Garip Bir Soruşturma2
Dönemin
Teftiş Kurulu Başkanı, ‘ünlü’ Atıf Ala’dır. Söz konusu soruşturma ise hem dosya
muhteviyatına hem de iddialara göre, ortada apaçık görünen herhangi bir şikâyet
dilekçesi dahi olmadan mevzuat hükümlerine aykırı ve usulsüz olarak açılır.
Her
şey yalnızca bir “olur”a dayandırılır. Bu usulsüz soruşturmaya ilişkin müfettişler
de bu “olur”a istinaden görevlendirilir. Müfettişler işlerini yine bu “olur”a
göre yapar, raporlarını buna göre tutarlar.

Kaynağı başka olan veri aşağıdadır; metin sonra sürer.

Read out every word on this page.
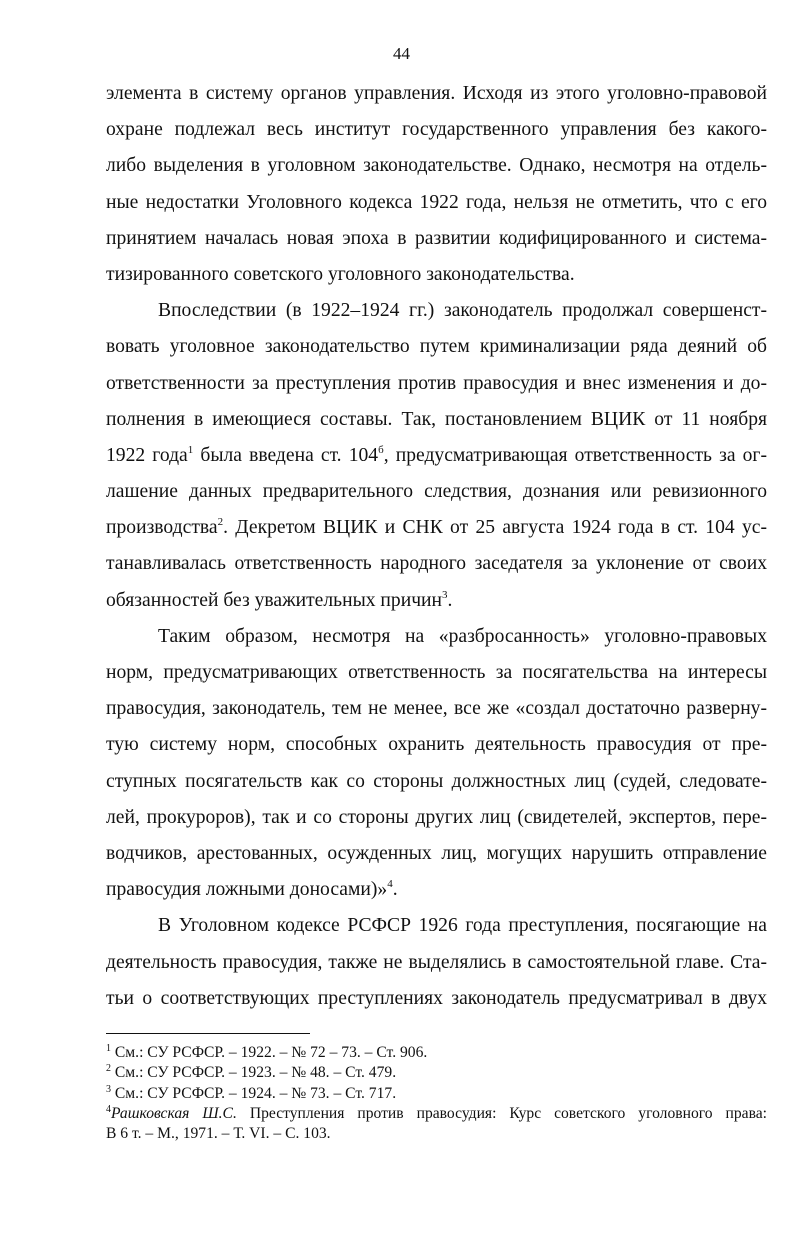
44
элемента в систему органов управления. Исходя из этого уголовно-правовой
охране подлежал весь институт государственного управления без какого-
либо выделения в уголовном законодательстве. Однако, несмотря на отдель-
ные недостатки Уголовного кодекса 1922 года, нельзя не отметить, что с его
принятием началась новая эпоха в развитии кодифицированного и система-
тизированного советского уголовного законодательства.
Впоследствии (в 1922–1924 гг.) законодатель продолжал совершенст-
вовать уголовное законодательство путем криминализации ряда деяний об
ответственности за преступления против правосудия и внес изменения и до-
полнения в имеющиеся составы. Так, постановлением ВЦИК от 11 ноября
1922 года$^1$ была введена ст. $104^б$, предусматривающая ответственность за ог-
лашение данных предварительного следствия, дознания или ревизионного
производства$^2$. Декретом ВЦИК и СНК от 25 августа 1924 года в ст. 104 ус-
танавливалась ответственность народного заседателя за уклонение от своих
обязанностей без уважительных причин$^3$.
Таким образом, несмотря на «разбросанность» уголовно-правовых
норм, предусматривающих ответственность за посягательства на интересы
правосудия, законодатель, тем не менее, все же «создал достаточно разверну-
тую систему норм, способных охранить деятельность правосудия от пре-
ступных посягательств как со стороны должностных лиц (судей, следовате-
лей, прокуроров), так и со стороны других лиц (свидетелей, экспертов, пере-
водчиков, арестованных, осужденных лиц, могущих нарушить отправление
правосудия ложными доносами)»$^4$.
В Уголовном кодексе РСФСР 1926 года преступления, посягающие на
деятельность правосудия, также не выделялись в самостоятельной главе. Ста-
тьи о соответствующих преступлениях законодатель предусматривал в двух
$^1$ См.: СУ РСФСР. – 1922. – № 72 – 73. – Ст. 906.
$^2$ См.: СУ РСФСР. – 1923. – № 48. – Ст. 479.
$^3$ См.: СУ РСФСР. – 1924. – № 73. – Ст. 717.
$^4$Рашковская Ш.С. Преступления против правосудия: Курс советского уголовного права:
В 6 т. – М., 1971. – Т. VI. – С. 103.
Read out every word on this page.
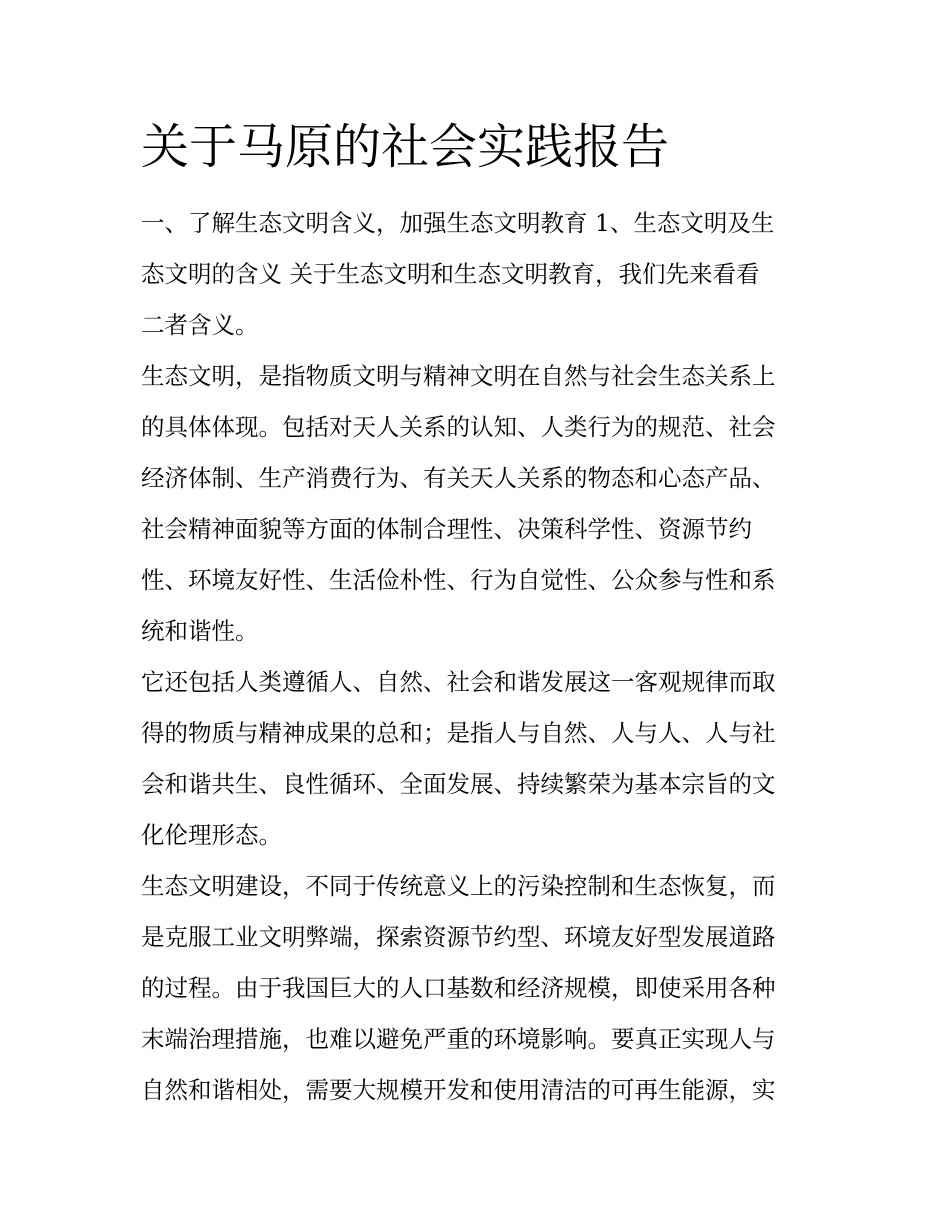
关于马原的社会实践报告
一、了解生态文明含义，加强生态文明教育 1、生态文明及生
态文明的含义 关于生态文明和生态文明教育，我们先来看看
二者含义。
生态文明，是指物质文明与精神文明在自然与社会生态关系上
的具体体现。包括对天人关系的认知、人类行为的规范、社会
经济体制、生产消费行为、有关天人关系的物态和心态产品、
社会精神面貌等方面的体制合理性、决策科学性、资源节约
性、环境友好性、生活俭朴性、行为自觉性、公众参与性和系
统和谐性。
它还包括人类遵循人、自然、社会和谐发展这一客观规律而取
得的物质与精神成果的总和；是指人与自然、人与人、人与社
会和谐共生、良性循环、全面发展、持续繁荣为基本宗旨的文
化伦理形态。
生态文明建设，不同于传统意义上的污染控制和生态恢复，而
是克服工业文明弊端，探索资源节约型、环境友好型发展道路
的过程。由于我国巨大的人口基数和经济规模，即使采用各种
末端治理措施，也难以避免严重的环境影响。要真正实现人与
自然和谐相处，需要大规模开发和使用清洁的可再生能源，实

Soruşturulanın İfadesi Bile Alınmaz
Öyle
ki işler usulsüzlük üzre başlayınca gerisi de buna uygun bir biçimde
gerçekleşir. Ve müfettişler Ankara’dan kıpırdama ve hakkında inceleme,
soruşturma yapılan ve başka bir ilde bulunan kişinin ifadesini alma gereği bile
duymazlar.
Soruşturulan
kişiye, hakkınızda yapılan ya da yapıldığı varsayılan “şu, şu, şu iddialara
ilişkin ne diyorsunuz?” bile demezler. Bir tek soru bile sormazlar. Ve bir “olur”la
usulsüz bir biçimde başlayan soruşturma yaklaşık bir ay gibi kısa bir sürede
jet hızıyla tamamlanır.
Masa Başında Başlayıp Biten
Soruşturma
Tabir-i
caizse her şeyiyle masa başında başlayan inceleme soruşturma süreci yine masa
başında hitama erdirilir. Hüküm verilir ve rapor yazılır: Kişinin cezalandırılmasına, yöneticilik görevinin üzerinden alınmasına ve öğretmen olarak görevlendirilmesine…
Lakin
teklif edilen ve sınavla kazanılmış olan yöneticilik görevinin alınmasına
dayanak teşkil eden ceza, beklenmedik bir biçimde il disiplin kurulunda iptal
edilir. Ve bir alt dereceye indirilir. Aslında bu ceza da sorunludur ve bundan
dolayı mahkemece kaldırılır.
Ne
var ki soruşturma sürecinin tamamlanmasını beklemeyen Personel Genel Müdürlüğünün
mahir ‘cinler’i, mahkeme sonuçlanmadan hemen harekete geçer ve Teftiş Kurulu ‘cinleri’nce
yapılan yöneticilik görevinin üzerinden alınması ve öğretmen olarak görevlendirilmesi
teklifini uygulamaya başlar. Oysa sınavla kazanılmış olan yöneticilik
görevinden alınma teklifinin dayanağı olan tüm cezalar ardı ardına
kaldırılmaktadır.
İş
giderek garabet bir hale dönüşmektedir ki Atıf Ala bile bunun üzerine, Personel
Genel Müdürlüğüne, kişiye ilişkin durumun yeniden değerlendirilmesi gerektiğini
belirten resmi bir yazı yazar. Lakin bunların hiçbir önemi yoktur MEB cinleri
için…
Sonunda
amaca nail olunmuş, ‘cin’ müfettişler ve amirlerince görev tamamlanmış,
Personel Genel Müdürlüğündeki cinler de uysa da olur uymasa da misali gereğini
yapmıştır. Bundan ötesi cezalandırılmasına karar verilen ve cezalandırılan
kişinin, adalet beklentisi içinde mahkeme kapılarında sürünmeye ne kadar dayanıp
dayanamayacağına kalmıştır artık.
“Hak,
hukuk, adalet” mi, dediniz? Geçiniz efendim. Derdinizi anlatabilecek ve sizi de
dinleyecek bir Markopaşa bulursanız halinize şükredin…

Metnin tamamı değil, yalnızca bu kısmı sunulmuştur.